Smith's dual role and vision
Smith will continue in his area representative role—serving Pacific Northwest, Pacific Southwest and Mountain States Mennonite conferences—in addition to the role of director.
“One of the reasons I wanted to serve as an area representative was to work with congregations on the margins—immigrant and lower-income congregations—especially in gaining access to health care,” Smith said. “Over the years, I have also been impressed with how the wellness incentives and coaching options have grown and are beginning to meet more of the needs of those participating in plan.”
Corinthian Plan renewals strong in 2014
The Church Benefits Board that oversees The Corinthian Plan met at the end of March. According to Keith Harder, outgoing director, and Duncan Smith, incoming director, the plan continues to be in a stable, financially strong position.
Twenty congregations did not renew their coverage for 2014, and of those, about half a dozen opted to purchase coverage through an Affordable Care Act (ACA) exchange plan. That amount was not enough to cause concern, Harder said.
“There’s every intention of continuing this plan in 2015,” he noted, “but the board will continue to review the impact of the ACA and monitor denominational participation in general.”
He said that while the number of 400 participating congregations has proven to be a sustainable level, the number of congregations is not as important as the risk profiles of the members.
“Our numbers indicate that the risk we have right now is manageable and sustainable, and the board is watching that carefully,” he said. He added that participation in the plan’s wellness program is growing.

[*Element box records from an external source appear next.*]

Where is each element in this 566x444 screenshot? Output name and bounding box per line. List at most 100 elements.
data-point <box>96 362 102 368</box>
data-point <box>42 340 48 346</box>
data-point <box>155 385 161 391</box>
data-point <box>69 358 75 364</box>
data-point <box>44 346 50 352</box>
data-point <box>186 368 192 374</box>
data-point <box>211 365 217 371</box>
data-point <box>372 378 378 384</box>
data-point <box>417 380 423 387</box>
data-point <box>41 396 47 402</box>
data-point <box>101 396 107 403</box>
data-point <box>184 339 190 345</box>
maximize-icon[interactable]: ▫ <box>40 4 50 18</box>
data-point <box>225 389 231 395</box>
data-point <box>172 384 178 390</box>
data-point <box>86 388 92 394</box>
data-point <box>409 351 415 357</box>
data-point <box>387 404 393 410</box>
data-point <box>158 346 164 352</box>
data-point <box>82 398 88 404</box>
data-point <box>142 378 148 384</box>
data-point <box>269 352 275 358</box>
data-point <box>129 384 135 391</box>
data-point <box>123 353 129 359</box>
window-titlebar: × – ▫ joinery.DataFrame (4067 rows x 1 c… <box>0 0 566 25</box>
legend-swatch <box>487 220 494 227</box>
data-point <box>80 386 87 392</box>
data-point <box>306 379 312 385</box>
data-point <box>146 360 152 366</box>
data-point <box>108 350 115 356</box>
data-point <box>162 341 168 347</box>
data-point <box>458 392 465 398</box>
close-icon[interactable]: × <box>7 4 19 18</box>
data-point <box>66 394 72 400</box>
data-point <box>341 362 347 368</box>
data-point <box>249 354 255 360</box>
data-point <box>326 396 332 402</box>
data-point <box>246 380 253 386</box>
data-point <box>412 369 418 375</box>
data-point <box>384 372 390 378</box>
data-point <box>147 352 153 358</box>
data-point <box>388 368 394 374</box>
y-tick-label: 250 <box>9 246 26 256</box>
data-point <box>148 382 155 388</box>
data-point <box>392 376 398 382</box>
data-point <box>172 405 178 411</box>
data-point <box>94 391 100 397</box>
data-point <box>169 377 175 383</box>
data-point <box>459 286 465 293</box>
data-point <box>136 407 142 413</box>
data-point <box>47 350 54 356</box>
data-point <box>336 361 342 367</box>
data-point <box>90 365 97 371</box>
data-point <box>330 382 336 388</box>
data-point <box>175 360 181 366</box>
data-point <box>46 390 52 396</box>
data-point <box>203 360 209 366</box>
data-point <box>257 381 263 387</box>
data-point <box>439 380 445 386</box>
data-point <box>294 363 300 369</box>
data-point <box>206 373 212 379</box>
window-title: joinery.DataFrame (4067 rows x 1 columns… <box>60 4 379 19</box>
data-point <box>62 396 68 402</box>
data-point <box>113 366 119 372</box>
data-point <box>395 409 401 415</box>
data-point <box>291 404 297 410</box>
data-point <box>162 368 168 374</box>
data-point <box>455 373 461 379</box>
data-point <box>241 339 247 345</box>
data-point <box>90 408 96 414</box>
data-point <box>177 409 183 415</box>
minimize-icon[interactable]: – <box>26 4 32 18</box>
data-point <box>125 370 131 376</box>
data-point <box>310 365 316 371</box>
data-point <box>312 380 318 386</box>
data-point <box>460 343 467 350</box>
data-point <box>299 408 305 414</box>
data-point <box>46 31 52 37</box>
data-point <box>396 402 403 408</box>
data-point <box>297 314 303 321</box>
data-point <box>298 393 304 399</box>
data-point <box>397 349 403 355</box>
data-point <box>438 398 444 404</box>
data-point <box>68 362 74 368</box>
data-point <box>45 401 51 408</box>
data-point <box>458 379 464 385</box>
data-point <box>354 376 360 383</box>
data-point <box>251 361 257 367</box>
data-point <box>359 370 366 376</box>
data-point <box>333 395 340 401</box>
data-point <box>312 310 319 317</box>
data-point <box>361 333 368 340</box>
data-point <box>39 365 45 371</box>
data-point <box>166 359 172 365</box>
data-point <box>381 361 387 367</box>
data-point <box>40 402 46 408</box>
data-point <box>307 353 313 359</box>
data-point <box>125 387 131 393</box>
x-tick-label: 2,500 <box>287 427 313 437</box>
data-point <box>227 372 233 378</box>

While some congregations are exploring the ACA exchanges, Harder noted that there will still be people without access to coverage due to their income level and because some states are choosing not to expand Medicaid coverage. In The Corinthian Plan, eligibility is based on hours of paid work/ministry, not on income. For example, TCP provides coverage for bivocational pastors who might not be eligible for other plans.
“We think there will continue to be a niche for TCP until some of those things get worked out,” he said. “Obviously we need to have enough congregations participating to make it viable.